Wanna go home. Tired. Overwhelmed. Can't vent fully right now, am in office. Another round on the clusterfuck rollercoaster and no, it's got nothing to do with the FM. It's the org, all the way.
'Ariel'
Spike's Bitches 46: Don't I get a cookie?
[NAFDA] Spike-centric discussion. Lusty, lewd (only occasionally crude), risqué (and frisqué), bawdy (Oh, lawdy!), flirty ('cuz we're purty), raunchy talk inside. Caveat lector.

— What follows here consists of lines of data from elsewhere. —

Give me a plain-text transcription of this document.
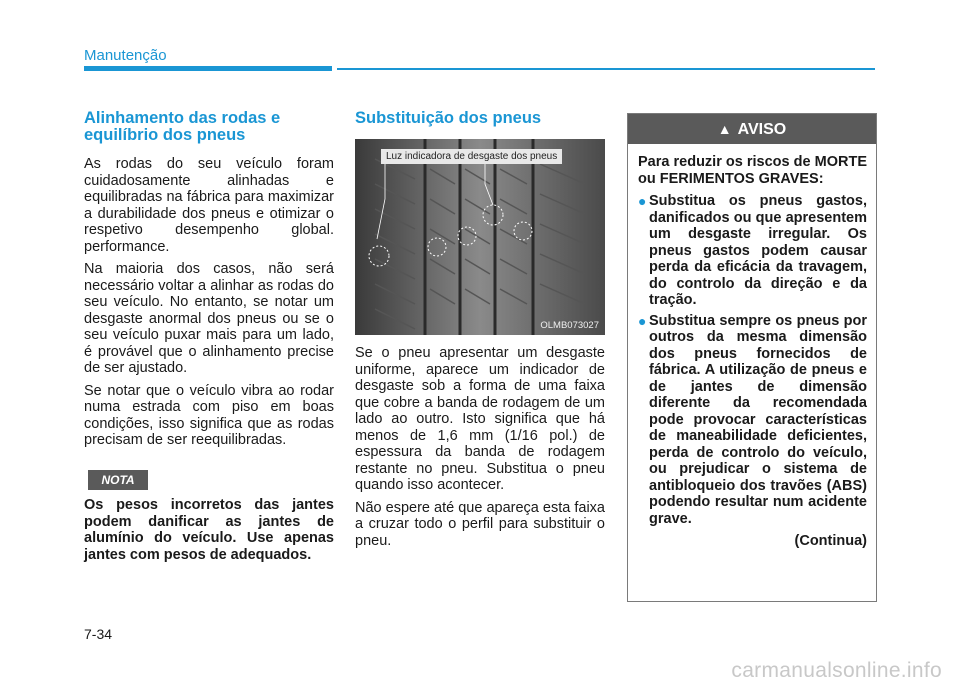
Manutenção
Alinhamento das rodas e equilíbrio dos pneus

As rodas do seu veículo foram cuidadosamente alinhadas e equilibradas na fábrica para maximizar a durabilidade dos pneus e otimizar o respetivo desempenho global. performance.

Na maioria dos casos, não será necessário voltar a alinhar as rodas do seu veículo. No entanto, se notar um desgaste anormal dos pneus ou se o seu veículo puxar mais para um lado, é provável que o alinhamento precise de ser ajustado.

Se notar que o veículo vibra ao rodar numa estrada com piso em boas condições, isso significa que as rodas precisam de ser reequilibradas.

NOTA

Os pesos incorretos das jantes podem danificar as jantes de alumínio do veículo. Use apenas jantes com pesos de adequados.

Substituição dos pneus
Luz indicadora de desgaste dos pneus
OLMB073027

Se o pneu apresentar um desgaste uniforme, aparece um indicador de desgaste sob a forma de uma faixa que cobre a banda de rodagem de um lado ao outro. Isto significa que há menos de 1,6 mm (1/16 pol.) de espessura da banda de rodagem restante no pneu. Substitua o pneu quando isso acontecer.

Não espere até que apareça esta faixa a cruzar todo o perfil para substituir o pneu.

▲ AVISO
Para reduzir os riscos de MORTE ou FERIMENTOS GRAVES:
● Substitua os pneus gastos, danificados ou que apresentem um desgaste irregular. Os pneus gastos podem causar perda da eficácia da travagem, do controlo da direção e da tração.
● Substitua sempre os pneus por outros da mesma dimensão dos pneus fornecidos de fábrica. A utilização de pneus e de jantes de dimensão diferente da recomendada pode provocar características de maneabilidade deficientes, perda de controlo do veículo, ou prejudicar o sistema de antibloqueio dos travões (ABS) podendo resultar num acidente grave.
(Continua)
7-34
carmanualsonline.info
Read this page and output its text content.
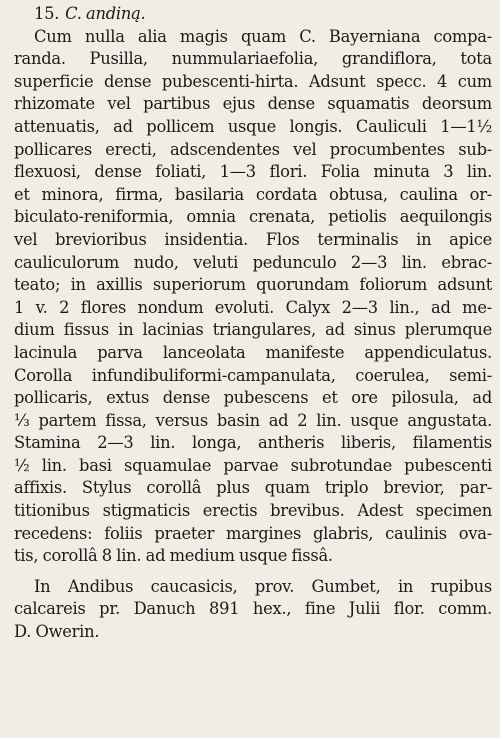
15. C. andiną.
Cum nulla alia magis quam C. Bayerniana compa-
randa. Pusilla, nummulariaefolia, grandiflora, tota
superficie dense pubescenti-hirta. Adsunt specc. 4 cum
rhizomate vel partibus ejus dense squamatis deorsum
attenuatis, ad pollicem usque longis. Cauliculi 1—1½
pollicares erecti, adscendentes vel procumbentes sub-
flexuosi, dense foliati, 1—3 flori. Folia minuta 3 lin.
et minora, firma, basilaria cordata obtusa, caulina or-
biculato-reniformia, omnia crenata, petiolis aequilongis
vel brevioribus insidentia. Flos terminalis in apice
cauliculorum nudo, veluti pedunculo 2—3 lin. ebrac-
teato; in axillis superiorum quorundam foliorum adsunt
1 v. 2 flores nondum evoluti. Calyx 2—3 lin., ad me-
dium fissus in lacinias triangulares, ad sinus plerumque
lacinula parva lanceolata manifeste appendiculatus.
Corolla infundibuliformi-campanulata, coerulea, semi-
pollicaris, extus dense pubescens et ore pilosula, ad
⅓ partem fissa, versus basin ad 2 lin. usque angustata.
Stamina 2—3 lin. longa, antheris liberis, filamentis
½ lin. basi squamulae parvae subrotundae pubescenti
affixis. Stylus corollâ plus quam triplo brevior, par-
titionibus stigmaticis erectis brevibus. Adest specimen
recedens: foliis praeter margines glabris, caulinis ova-
tis, corollâ 8 lin. ad medium usque fissâ.
In Andibus caucasicis, prov. Gumbet, in rupibus
calcareis pr. Danuch 891 hex., fine Julii flor. comm.
D. Owerin.
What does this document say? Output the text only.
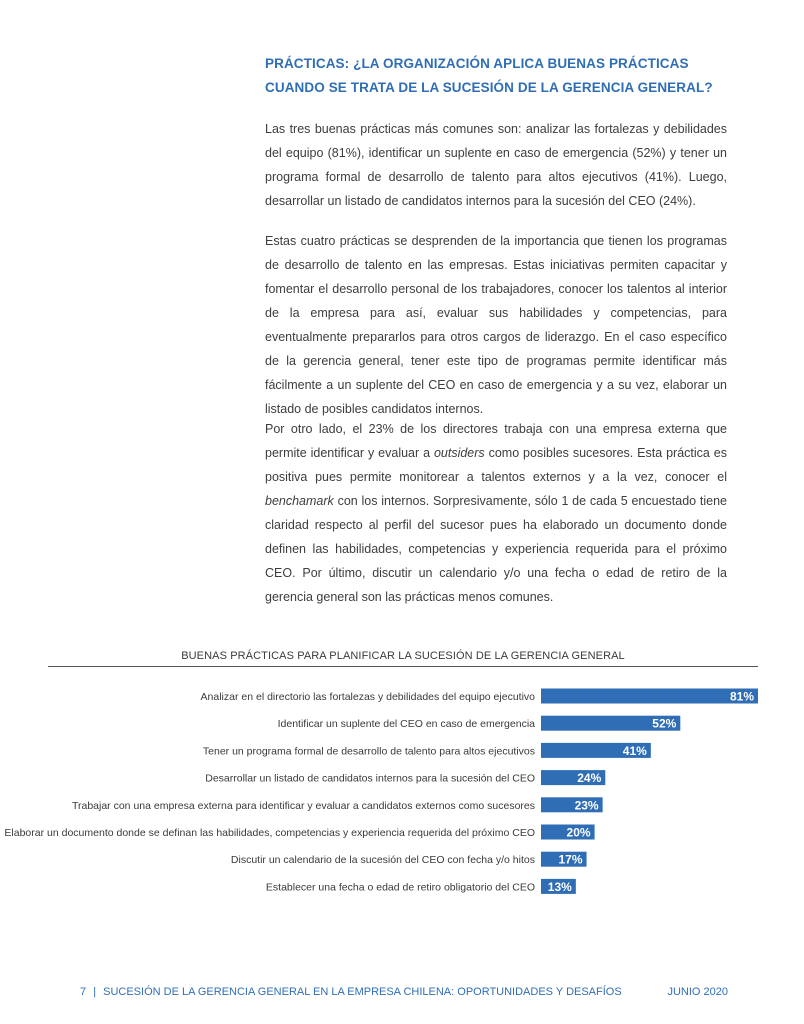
PRÁCTICAS: ¿LA ORGANIZACIÓN APLICA BUENAS PRÁCTICAS CUANDO SE TRATA DE LA SUCESIÓN DE LA GERENCIA GENERAL?

Las tres buenas prácticas más comunes son: analizar las fortalezas y debilidades del equipo (81%), identificar un suplente en caso de emergencia (52%) y tener un programa formal de desarrollo de talento para altos ejecutivos (41%). Luego, desarrollar un listado de candidatos internos para la sucesión del CEO (24%).

Estas cuatro prácticas se desprenden de la importancia que tienen los programas de desarrollo de talento en las empresas. Estas iniciativas permiten capacitar y fomentar el desarrollo personal de los trabajadores, conocer los talentos al interior de la empresa para así, evaluar sus habilidades y competencias, para eventualmente prepararlos para otros cargos de liderazgo. En el caso específico de la gerencia general, tener este tipo de programas permite identificar más fácilmente a un suplente del CEO en caso de emergencia y a su vez, elaborar un listado de posibles candidatos internos.

Por otro lado, el 23% de los directores trabaja con una empresa externa que permite identificar y evaluar a outsiders como posibles sucesores. Esta práctica es positiva pues permite monitorear a talentos externos y a la vez, conocer el benchamark con los internos. Sorpresivamente, sólo 1 de cada 5 encuestado tiene claridad respecto al perfil del sucesor pues ha elaborado un documento donde definen las habilidades, competencias y experiencia requerida para el próximo CEO. Por último, discutir un calendario y/o una fecha o edad de retiro de la gerencia general son las prácticas menos comunes.

BUENAS PRÁCTICAS PARA PLANIFICAR LA SUCESIÓN DE LA GERENCIA GENERAL
Analizar en el directorio las fortalezas y debilidades del equipo ejecutivo	81%
Identificar un suplente del CEO en caso de emergencia	52%
Tener un programa formal de desarrollo de talento para altos ejecutivos	41%
Desarrollar un listado de candidatos internos para la sucesión del CEO	24%
Trabajar con una empresa externa para identificar y evaluar a candidatos externos como sucesores	23%
Elaborar un documento donde se definan las habilidades, competencias y experiencia requerida del próximo CEO	20%
Discutir un calendario de la sucesión del CEO con fecha y/o hitos 17%
Establecer una fecha o edad de retiro obligatorio del CEO 13%
7 | SUCESIÓN DE LA GERENCIA GENERAL EN LA EMPRESA CHILENA: OPORTUNIDADES Y DESAFÍOS	JUNIO 2020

sending coping~ma your way, {{{smonster}}}
Pardon me, but this is reminding me of a part in the Wire where cornerboys are having a similar conversation about one of them having a new idea for McDonald's. His friend says "Do you really think Ronald McDonald is gonna sit his clowny ass down and write you a check?"
Inventor dude says "Sure...why not?"
The other guy says "He's gonna lock you away some where and say "Bitch, start making those McNuggets..."
Why did I bring that up? Cause as a writer, I love the chance to type "clowny ass," I suppose.
I'm pro-supermarket. I prefer my grocery shopping to not involve a scavenger hunt. Not to mention:
Mass production saves lives. Quite aside from my plans to mutter "in your FACE, Malthus!" next time I visit the local Coles, it's the reason why our recent floods are going to cause price hikes on bananas instead of widespread starvation in Queensland.
It's also the reason I get to do a job I like instead of being tied to subsistence farming.
There are plenty of severe problems associated with the enterprise. Still better than the alternative.
I have never worried about people judging my shopping cart contents. I never think of looking into someone else's cart, either, unless I am helping them get their stuff onto the conveyor belt.
People can be such Gladys Kravitzes!!
Actually, I think I've told this story before here, but someone did once comment on my purchases. I was in Studio City and was buying Grey Goose, condoms, one avocado, and some motor oil.
"You've got an interesting night ahead of you" was pretty quietly uttered behind me. By Teri Garr.
That's hilarious, java.
Love that, Java.
That is awesome, java!!!
I judge other people's grocery carts but not out loud! And I don't care if anyone judges mine.
Teri Garr can judge my purchases, anytime.